Movement | All movements including yoga and meditative walking take energy away from the ego self and cause energy to travel to different parts of the body that can access different pieces of information, the ego is not aware of. So I prefer hiking on a beautiful trail or beach walks to let the dance with my ego-self tone down my degree of  over-attachment. When my brain has to use energy to do other life affirming things like climbing a steep slope on a hike,  my right brain gets more activated and the left (ego) side gets a bit of rest. Dancing with the ego is kinda like playing with a child who is grouchy and needs a little help getting distracted from the grouchiness. The point is simply to create space not avoid the content. Plus your body will release other information to help you dance yourself away from the ego and into the Love you forgot you were. 

Dancing | In my opinion dancing is nothing more than exploring the space around your body as it moves to a beat. Curiosity, compassion & understanding goes a long way towards dancing with the ego self. Remember that the dance isn’t about avoiding the feeling or perspective of the ego, but creates space to understand and relate to the content differently. If you don’t create space, or rebel against it to defend the ego-self, that’s the same as pulling and tugging on the knot in the necklace. No one needs a knotted up nervous system since it’s a precursor of disease. Know that it’s ok to be kind and compassionate, curious, understanding and accepting of the ego’s content without needing to judge,  blame, defend, protect or act aggressively, as the ego often wants to do in order to fulfill its purpose to protect you and keep you safe (overattachement in action).. Ask yourself questions  a curious parent might ask, like “How do I know this is the absolute truth?”’; “What other perspectives exist around this issue?”; “What are my ego’s perspectives making true about me or for me?”. Your ego self may actually start appreciating the dance at this point because you are giving it some attention and space to feel itself as important and relevant, without making it wrong. 

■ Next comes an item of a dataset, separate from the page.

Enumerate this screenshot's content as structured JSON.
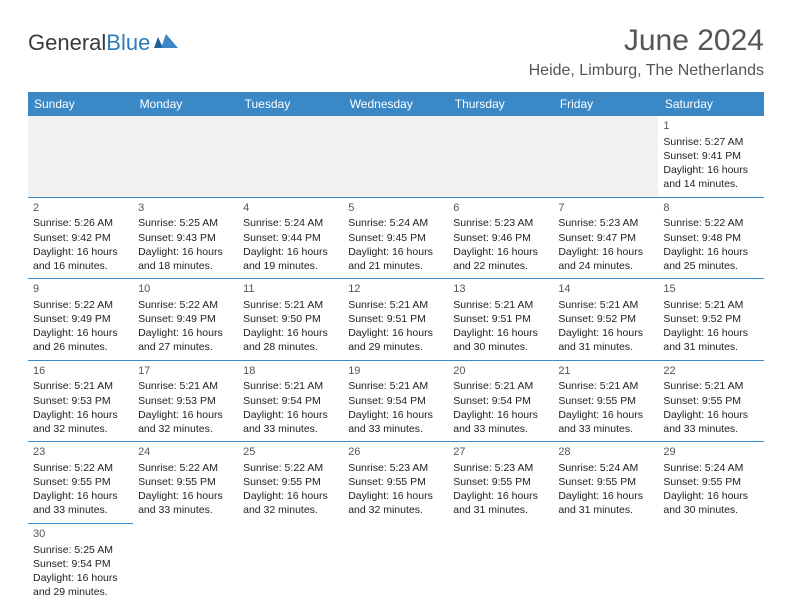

Choose your finale and meditate on it. | When you reverse engineer your dance routine, it’ll make things so much easier. Affirming out loud, “I am not the body, thoughts or emotions. I am the soul. I am a being of divine love, light and power. I am one with that divine spark within me. I am the SOUL'', you are claiming your finale. You are verbally claiming your SELF as the LOVE your Soul is, that you ARE,  as expressed through your body and giving  your nervous system a different tune to dance to. Dancing to that instead of the vibrations of the ego self will automatically put you into knowing yourself as loved, empowered and intelligent. It can’t be any other way, when you practice regularly.  

How will your dancing go? Only time will tell, but I expect that as you keep solving for the ways the ego self keeps you from experiencing the love that you are, you'll only get better and better with time. Such is  dancing with the ego self, whether reluctantly or whole heartedly. The love within me, bows to the love that is YOU.